Track 1: "Carry On" - Fun

Good for: Grieving a loss, letting someone go, skipping town

A bittersweet ballad extolling the virtues of leaving your pain behind—or as singer Nate Ruess piercingly wails, "May your past be the sound / Of your feet upon the ground."

Track 2: "Hold On" - Alabama Shakes

Good for: Getting fired, dumped or otherwise kicked around

Bighearted and triumphant, this song is as motivational as they come. What's more rousing than a gravelly wise woman bellowing, "Come on, girl, you got to get back up?"

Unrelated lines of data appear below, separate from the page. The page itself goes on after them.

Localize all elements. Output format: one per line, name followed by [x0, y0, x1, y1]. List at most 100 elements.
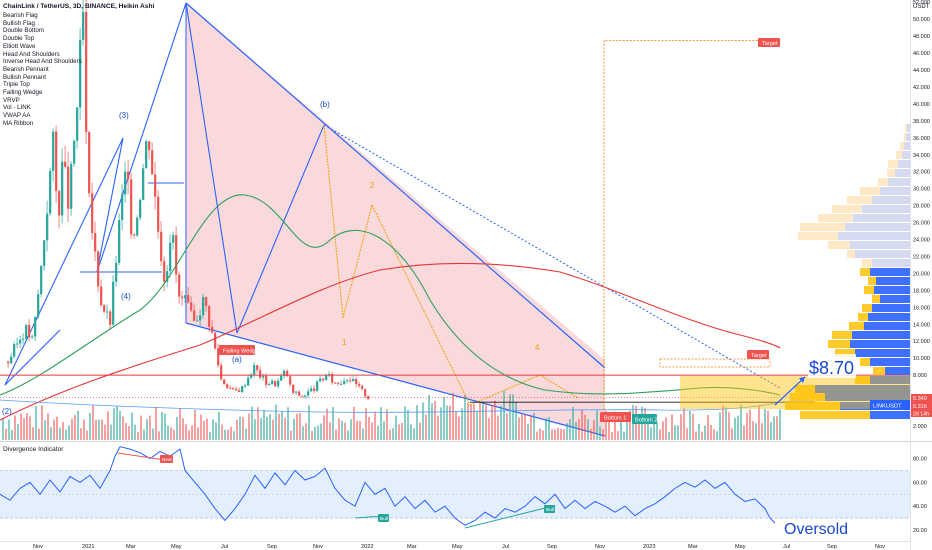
legend-item[interactable]: Inverse Head And Shoulders	[3, 58, 82, 66]
volume-bar	[53, 419, 55, 440]
volume-profile-down	[874, 286, 910, 294]
legend-item[interactable]: MA Ribbon	[3, 119, 34, 127]
volume-bar	[485, 404, 487, 440]
volume-bar	[512, 394, 514, 440]
legend-item[interactable]: Double Top	[3, 35, 35, 43]
volume-bar	[602, 429, 604, 440]
volume-bar	[761, 423, 763, 440]
time-axis-tick: Jul	[221, 544, 228, 550]
volume-bar	[521, 414, 523, 440]
volume-bar	[119, 411, 121, 440]
elliott-wave-line	[185, 2, 238, 334]
price-axis-tick: 50.000	[913, 17, 930, 23]
target-mid-badge	[747, 350, 769, 359]
moving-average-red	[0, 262, 781, 421]
bear-badge	[160, 455, 173, 463]
candle	[253, 365, 256, 375]
time-axis-tick: May	[735, 544, 746, 550]
volume-bar	[683, 408, 685, 440]
volume-bar	[209, 431, 211, 440]
volume-bar	[272, 419, 274, 440]
volume-bar	[677, 425, 679, 440]
candle	[241, 385, 244, 393]
candle	[346, 380, 349, 382]
candle	[157, 196, 160, 232]
volume-profile-up	[798, 232, 838, 240]
bull-label-1: Bull	[380, 516, 388, 522]
legend-item[interactable]: VWAP AA	[3, 112, 31, 120]
volume-profile-down	[864, 322, 910, 330]
price-badge-2: 5.316	[913, 404, 927, 410]
volume-bar	[143, 429, 145, 440]
wave-4-label: (4)	[121, 292, 131, 301]
candle	[283, 370, 286, 376]
candle	[280, 375, 283, 381]
legend-item[interactable]: Triple Top	[3, 81, 30, 89]
price-axis-tick: 2.000	[913, 424, 927, 430]
legend-item[interactable]: Double Bottom	[3, 27, 44, 35]
volume-bar	[599, 426, 601, 440]
volume-bar	[5, 428, 7, 440]
volume-bar	[734, 417, 736, 440]
candle	[223, 379, 226, 385]
candle	[166, 271, 169, 282]
candle	[217, 348, 220, 366]
volume-bar	[542, 430, 544, 440]
volume-bar	[473, 404, 475, 440]
wave-4b-label: 4	[535, 343, 540, 352]
volume-bar	[275, 404, 277, 440]
volume-bar	[260, 418, 262, 440]
volume-bar	[746, 413, 748, 440]
volume-profile-up	[862, 259, 872, 267]
volume-bar	[188, 430, 190, 440]
volume-bar	[488, 417, 490, 440]
legend-item[interactable]: Bullish Flag	[3, 19, 35, 27]
legend-item[interactable]: Falling Wedge	[3, 89, 43, 96]
volume-bar	[491, 405, 493, 440]
candle	[256, 365, 259, 371]
legend-item[interactable]: Bearish Flag	[3, 12, 38, 19]
volume-bar	[47, 413, 49, 440]
volume-bar	[134, 424, 136, 440]
candle	[112, 281, 115, 325]
volume-bar	[467, 402, 469, 440]
candle	[160, 231, 163, 262]
volume-bar	[755, 423, 757, 440]
legend-item[interactable]: Head And Shoulders	[3, 50, 60, 58]
candle	[202, 297, 205, 316]
volume-bar	[596, 410, 598, 440]
volume-bar	[773, 416, 775, 440]
volume-bar	[533, 412, 535, 440]
candle	[358, 383, 361, 386]
volume-profile-up	[862, 304, 872, 312]
volume-bar	[305, 423, 307, 440]
elliott-wave-line	[96, 2, 187, 273]
price-axis-tick: 52.000	[913, 0, 930, 6]
volume-bar	[203, 420, 205, 440]
volume-bar	[254, 419, 256, 440]
candle	[16, 343, 19, 345]
volume-bar	[551, 429, 553, 440]
volume-bar	[38, 428, 40, 440]
volume-bar	[164, 413, 166, 440]
volume-bar	[347, 430, 349, 440]
price-axis-tick: 48.000	[913, 34, 930, 40]
legend-item[interactable]: Vol · LINK	[3, 104, 31, 112]
vwap-line	[0, 399, 781, 413]
legend-item[interactable]: Bearish Pennant	[3, 65, 49, 73]
candle	[244, 385, 247, 387]
volume-bar	[662, 421, 664, 440]
legend-item[interactable]: Elliott Wave	[3, 42, 36, 50]
legend-item[interactable]: Bullish Pennant	[3, 73, 46, 81]
volume-bar	[458, 416, 460, 440]
volume-bar	[653, 415, 655, 440]
target-top-badge	[758, 38, 780, 47]
volume-bar	[431, 403, 433, 440]
rsi-axis-tick: 20.00	[913, 528, 927, 534]
falling-wedge-label: Falling Wedge	[223, 349, 259, 355]
price-axis-tick: 38.000	[913, 119, 930, 125]
volume-bar	[461, 408, 463, 440]
legend-item[interactable]: VRVP	[3, 96, 20, 104]
candle	[265, 376, 268, 385]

Track 3: "Do You Realize??" - The Flaming Lips

Good for: Existential malaise, crises of faith

When singer Wayne Coyne croons in this soaring, strings-laden number "the sun doesn't go down / It's just an illusion caused by the world spinning round," you can't help but believe—and appreciate—every last word.

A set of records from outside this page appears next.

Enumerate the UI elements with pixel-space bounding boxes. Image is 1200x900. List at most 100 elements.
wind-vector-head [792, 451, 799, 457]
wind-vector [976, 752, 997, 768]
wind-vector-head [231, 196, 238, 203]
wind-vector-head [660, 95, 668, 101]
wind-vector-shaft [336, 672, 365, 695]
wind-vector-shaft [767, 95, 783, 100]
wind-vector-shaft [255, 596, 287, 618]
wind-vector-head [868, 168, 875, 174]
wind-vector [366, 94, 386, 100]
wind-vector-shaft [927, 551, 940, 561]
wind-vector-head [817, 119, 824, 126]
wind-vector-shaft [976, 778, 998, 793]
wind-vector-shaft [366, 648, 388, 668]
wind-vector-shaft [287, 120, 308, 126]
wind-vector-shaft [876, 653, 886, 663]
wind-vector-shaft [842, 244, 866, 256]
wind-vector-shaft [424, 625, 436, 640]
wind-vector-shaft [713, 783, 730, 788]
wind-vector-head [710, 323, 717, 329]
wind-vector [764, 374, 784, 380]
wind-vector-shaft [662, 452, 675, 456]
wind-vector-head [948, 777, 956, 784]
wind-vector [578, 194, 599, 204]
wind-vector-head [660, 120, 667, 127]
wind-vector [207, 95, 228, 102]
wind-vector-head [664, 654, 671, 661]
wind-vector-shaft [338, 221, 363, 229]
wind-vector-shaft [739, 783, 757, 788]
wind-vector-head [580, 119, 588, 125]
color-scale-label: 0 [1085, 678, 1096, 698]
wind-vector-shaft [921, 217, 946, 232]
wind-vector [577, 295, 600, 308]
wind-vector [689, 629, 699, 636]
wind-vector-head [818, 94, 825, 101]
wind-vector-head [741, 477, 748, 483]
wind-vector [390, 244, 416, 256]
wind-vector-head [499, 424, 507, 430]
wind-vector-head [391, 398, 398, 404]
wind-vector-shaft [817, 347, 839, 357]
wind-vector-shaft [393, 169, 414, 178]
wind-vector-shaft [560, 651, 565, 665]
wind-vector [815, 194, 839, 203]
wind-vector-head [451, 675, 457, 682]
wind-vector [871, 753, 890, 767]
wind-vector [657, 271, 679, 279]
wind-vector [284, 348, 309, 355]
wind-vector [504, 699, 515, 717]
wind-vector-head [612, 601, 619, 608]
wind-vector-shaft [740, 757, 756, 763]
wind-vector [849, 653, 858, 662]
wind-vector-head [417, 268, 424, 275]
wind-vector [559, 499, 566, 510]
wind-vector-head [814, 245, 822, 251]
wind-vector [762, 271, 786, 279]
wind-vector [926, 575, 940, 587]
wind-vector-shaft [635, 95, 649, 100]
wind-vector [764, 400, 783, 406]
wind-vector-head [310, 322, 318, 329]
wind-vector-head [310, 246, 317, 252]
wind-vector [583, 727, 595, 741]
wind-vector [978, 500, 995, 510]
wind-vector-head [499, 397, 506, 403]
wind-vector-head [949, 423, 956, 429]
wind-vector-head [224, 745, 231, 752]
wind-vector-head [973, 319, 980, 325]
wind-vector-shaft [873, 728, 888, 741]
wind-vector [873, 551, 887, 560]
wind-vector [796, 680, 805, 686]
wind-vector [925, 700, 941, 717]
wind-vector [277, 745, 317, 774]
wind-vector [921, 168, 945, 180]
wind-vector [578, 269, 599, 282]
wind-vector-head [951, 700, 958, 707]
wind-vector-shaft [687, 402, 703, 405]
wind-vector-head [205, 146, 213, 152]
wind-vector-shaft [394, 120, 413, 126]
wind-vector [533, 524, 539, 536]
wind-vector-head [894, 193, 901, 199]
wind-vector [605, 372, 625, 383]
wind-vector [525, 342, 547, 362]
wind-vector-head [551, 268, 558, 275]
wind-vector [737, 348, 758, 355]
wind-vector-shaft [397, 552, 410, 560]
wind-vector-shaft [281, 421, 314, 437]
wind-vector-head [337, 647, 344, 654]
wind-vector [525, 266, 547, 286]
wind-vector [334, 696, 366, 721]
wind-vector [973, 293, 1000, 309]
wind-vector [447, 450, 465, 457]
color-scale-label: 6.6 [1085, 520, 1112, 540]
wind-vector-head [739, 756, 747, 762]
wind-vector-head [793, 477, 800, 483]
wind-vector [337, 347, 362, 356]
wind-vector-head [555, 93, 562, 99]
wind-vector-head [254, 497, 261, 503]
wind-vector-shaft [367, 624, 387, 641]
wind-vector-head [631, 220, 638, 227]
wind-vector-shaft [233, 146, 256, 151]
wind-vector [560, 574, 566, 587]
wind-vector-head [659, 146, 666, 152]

Track 4: "Float On" - Modest Mouse

Good for: Troubles so absurd that all you can do is laugh

Life is unpredictable—but also hilarious. "I backed my car into a cop car the other day," this jaunty song begins. And later: "We both got fired on exactly the same day." But oh, that warm refrain: "And we'll all float on..."

Track 5: "Follow the Sun" - Xavier Rudd
Good for: Loneliness, loss, pessimists looking to reform

This Australian singer-songwriter's spare, bouncing ode to keeping your sorrow in perspective ("Many moons have risen and fallen long, long before you came") is both lovely and reassuring.

Track 6: "My Silver Lining" - First Aid Kit

Good for: Curative road trips, steeling yourself for the next phase

Honey-voiced sisters Johanna and Klara Söderberg encourage us to live without compromise ("Be it for reason, be it for love / I won't take the easy road")—advice as disarming as it is inspiring.